Несчастное сознание в философии Гегеля | страница 42



Гегель охарактеризует Средние века как эпоху, в которую Церковь противоречит Государству, в которую Государство противоречит Церкви, в которую и Церковь, и Государство являются противоречивыми в себе; это эпоха самого широкого разрыва, самого глубокого раскола. Если человек, как он скажет об этом в Философии религии, не удаляется от мира и не замыкается в монастыре, он сохраняет и свою религию, и свои страсти, и первая не лишает последние их грубости; если он не отделяется от мира, он сам является разделенным миром.

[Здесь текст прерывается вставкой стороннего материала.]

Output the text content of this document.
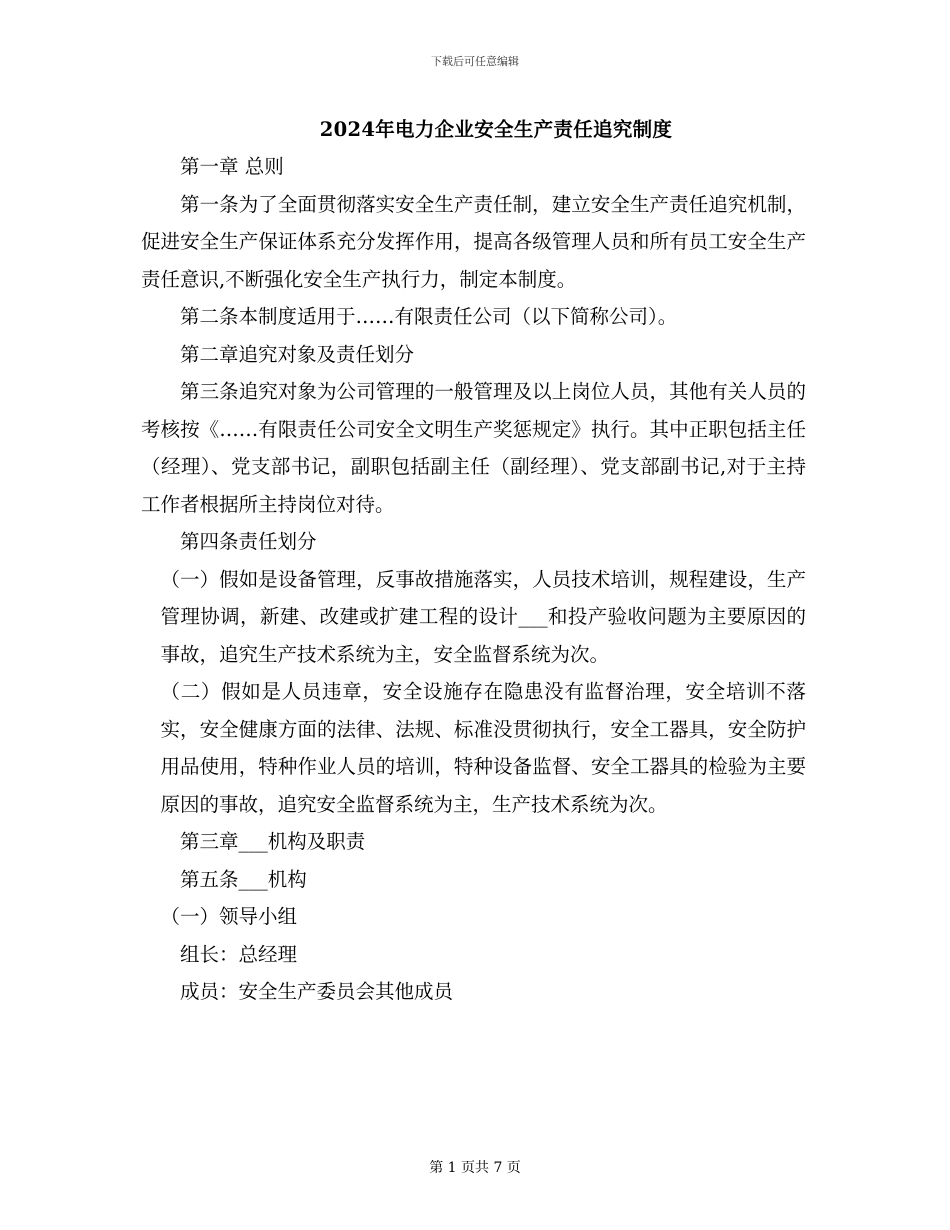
下载后可任意编辑
2024年电力企业安全生产责任追究制度

第一章 总则

第一条为了全面贯彻落实安全生产责任制，建立安全生产责任追究机制，促进安全生产保证体系充分发挥作用，提高各级管理人员和所有员工安全生产责任意识,不断强化安全生产执行力，制定本制度。

第二条本制度适用于……有限责任公司（以下简称公司）。

第二章追究对象及责任划分

第三条追究对象为公司管理的一般管理及以上岗位人员，其他有关人员的考核按《……有限责任公司安全文明生产奖惩规定》执行。其中正职包括主任（经理）、党支部书记，副职包括副主任（副经理）、党支部副书记,对于主持工作者根据所主持岗位对待。

第四条责任划分

（一）假如是设备管理，反事故措施落实，人员技术培训，规程建设，生产管理协调，新建、改建或扩建工程的设计___和投产验收问题为主要原因的事故，追究生产技术系统为主，安全监督系统为次。

（二）假如是人员违章，安全设施存在隐患没有监督治理，安全培训不落实，安全健康方面的法律、法规、标准没贯彻执行，安全工器具，安全防护用品使用，特种作业人员的培训，特种设备监督、安全工器具的检验为主要原因的事故，追究安全监督系统为主，生产技术系统为次。

第三章___机构及职责

第五条___机构

（一）领导小组

组长：总经理

成员：安全生产委员会其他成员

第 1 页共 7 页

Таким образом, мы можем подвести итог этой части нашего анализа и завершить его мыслью Гегеля, к которой мы уже обращались: «Между этими крайностями сознания, в той или иной мере обогащенного дружелюбием, ненавистью или безразличием по отношению к миру, между этими крайностями, которые обнаруживаются внутри противоположности Бога и мира, божественного и жизни, христианская церковь и совершает свой путь, состоящий из достижений и неудач, но ее сущности противоречит находить свой покой в безличной и живой красоте; и такова ее судьба, что Церковь и Государство, служение Богу и жизнь, благочестие и добродетель, человеческое действие и действие божественное никогда не могли раствориться, расплавиться в единстве».

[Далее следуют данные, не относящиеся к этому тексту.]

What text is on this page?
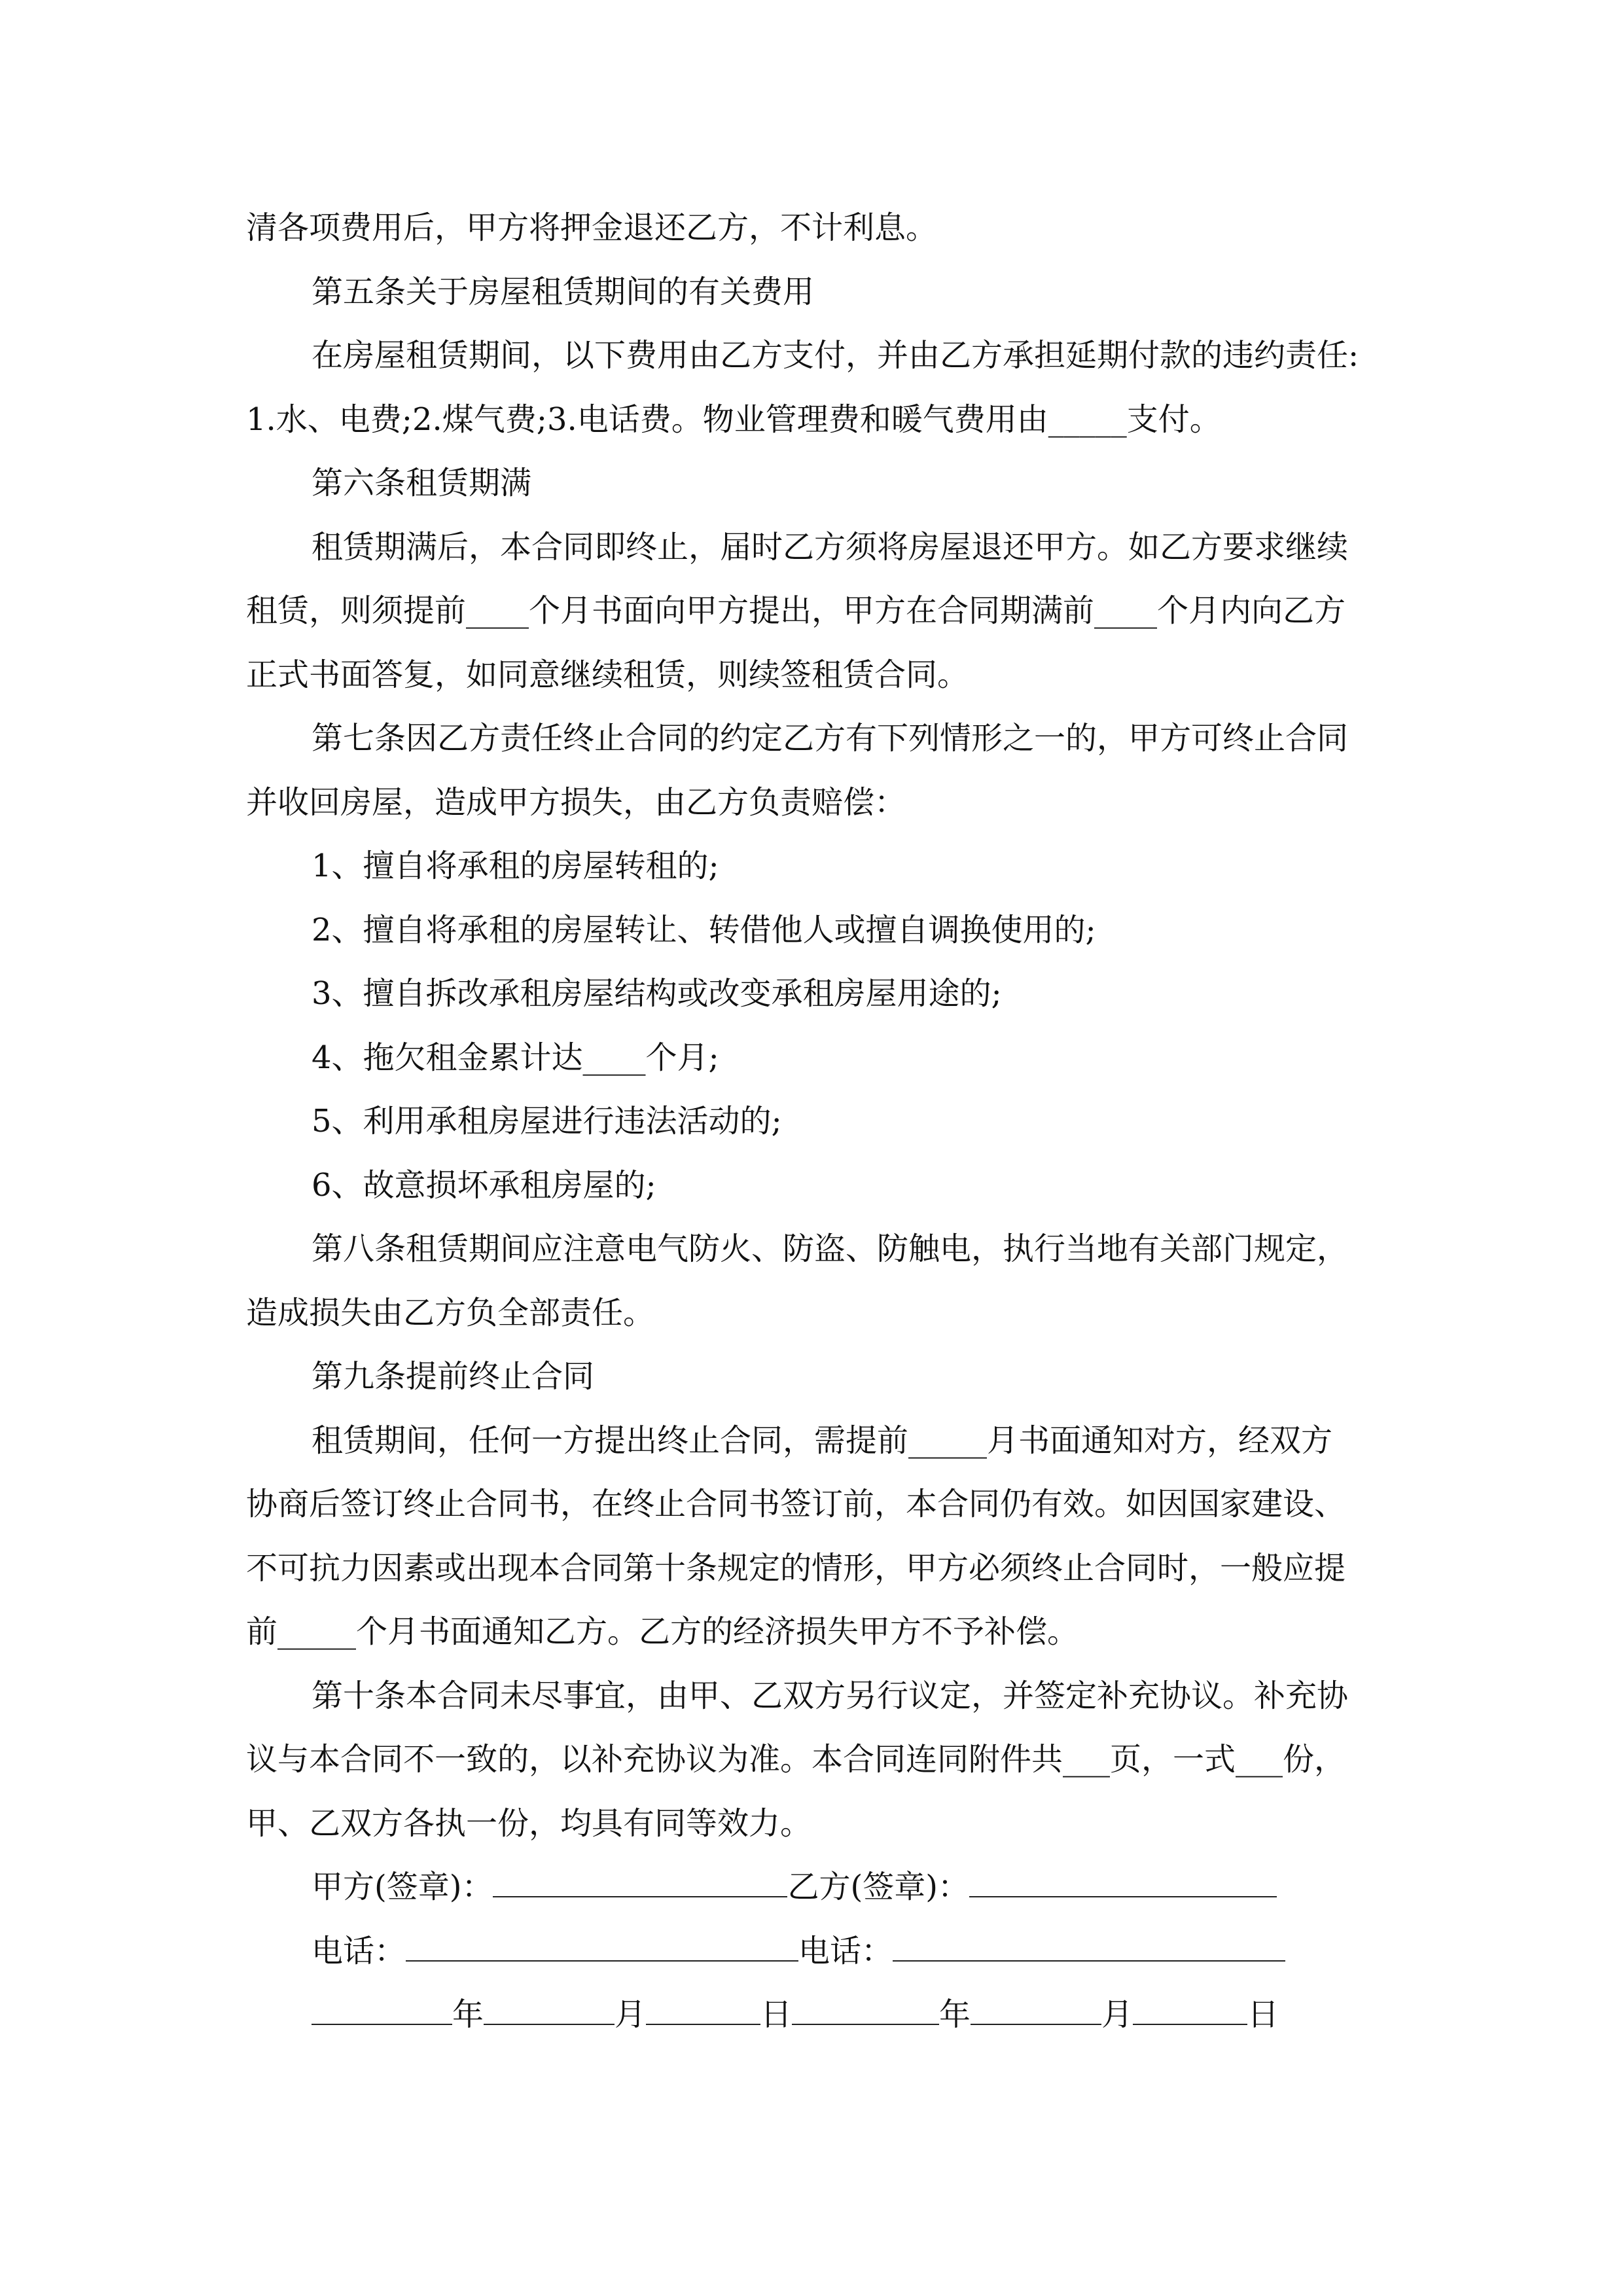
清各项费用后，甲方将押金退还乙方，不计利息。
第五条关于房屋租赁期间的有关费用
在房屋租赁期间，以下费用由乙方支付，并由乙方承担延期付款的违约责任:
1.水、电费;2.煤气费;3.电话费。物业管理费和暖气费用由_____支付。
第六条租赁期满
租赁期满后，本合同即终止，届时乙方须将房屋退还甲方。如乙方要求继续
租赁，则须提前____个月书面向甲方提出，甲方在合同期满前____个月内向乙方
正式书面答复，如同意继续租赁，则续签租赁合同。
第七条因乙方责任终止合同的约定乙方有下列情形之一的，甲方可终止合同
并收回房屋，造成甲方损失，由乙方负责赔偿：
1、擅自将承租的房屋转租的;
2、擅自将承租的房屋转让、转借他人或擅自调换使用的;
3、擅自拆改承租房屋结构或改变承租房屋用途的;
4、拖欠租金累计达____个月;
5、利用承租房屋进行违法活动的;
6、故意损坏承租房屋的;
第八条租赁期间应注意电气防火、防盗、防触电，执行当地有关部门规定，
造成损失由乙方负全部责任。
第九条提前终止合同
租赁期间，任何一方提出终止合同，需提前_____月书面通知对方，经双方
协商后签订终止合同书，在终止合同书签订前，本合同仍有效。如因国家建设、
不可抗力因素或出现本合同第十条规定的情形，甲方必须终止合同时，一般应提
前_____个月书面通知乙方。乙方的经济损失甲方不予补偿。
第十条本合同未尽事宜，由甲、乙双方另行议定，并签定补充协议。补充协
议与本合同不一致的，以补充协议为准。本合同连同附件共___页，一式___份，
甲、乙双方各执一份，均具有同等效力。
甲方(签章)：	乙方(签章)：
电话：	电话：
年	月	日	年	月	日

Христианская Церковь — это осознание несчастного сознания; и для Гегеля останется проблемой выявление единства этих противоположностей и тем самым счастливого сознания.

Ему придется искать общую сущность дионисийского мистицизма Гельдерлина и христианского мистицизма Синклера. В каком‑то смысле и христианский теолог, и элевсинский мистагог могут породить в нас идею невьфазимого, идею вечной ночи души, которая является светом. Не заключается ли задача философа в том, чтобы осознать эти мистерии, будь то мистерии Элевсина или Голгофы, пролить на них дневной свет разума, сохранить на небе солнце во время смерти самого Бога?

Цель философии — восстановить разорванное единство. Разделение — это источник потребности в философии. В сочинениях об отношении философии природы с религией автор противопоставляет непосредственному и ясному примирению в том виде, в каком его представляет язычество, мучительное, опосредствованное и долгое время полностью внешнее примирение христианства.[76] Но это последнее было необходимо. Такое стремление, олицетворяемое в истории христианством, является знаком того, что человек — это павший бог, или, скорее, что он и есть бог; и не такой бог, который вспоминает о небесах в обычном смысле слова, но для которого, если он приходит к истинной философии, небеса являются воспоминанием в том смысле, в каком они были для него чем‑то внутренним. Гуманизм Фейербаха и мистический трансцендентализм присоединяются к этой мысли, которая на самом деле объединяет крайности: Бог должен быть поглощен человеком, человек должен быть поглощен Богом.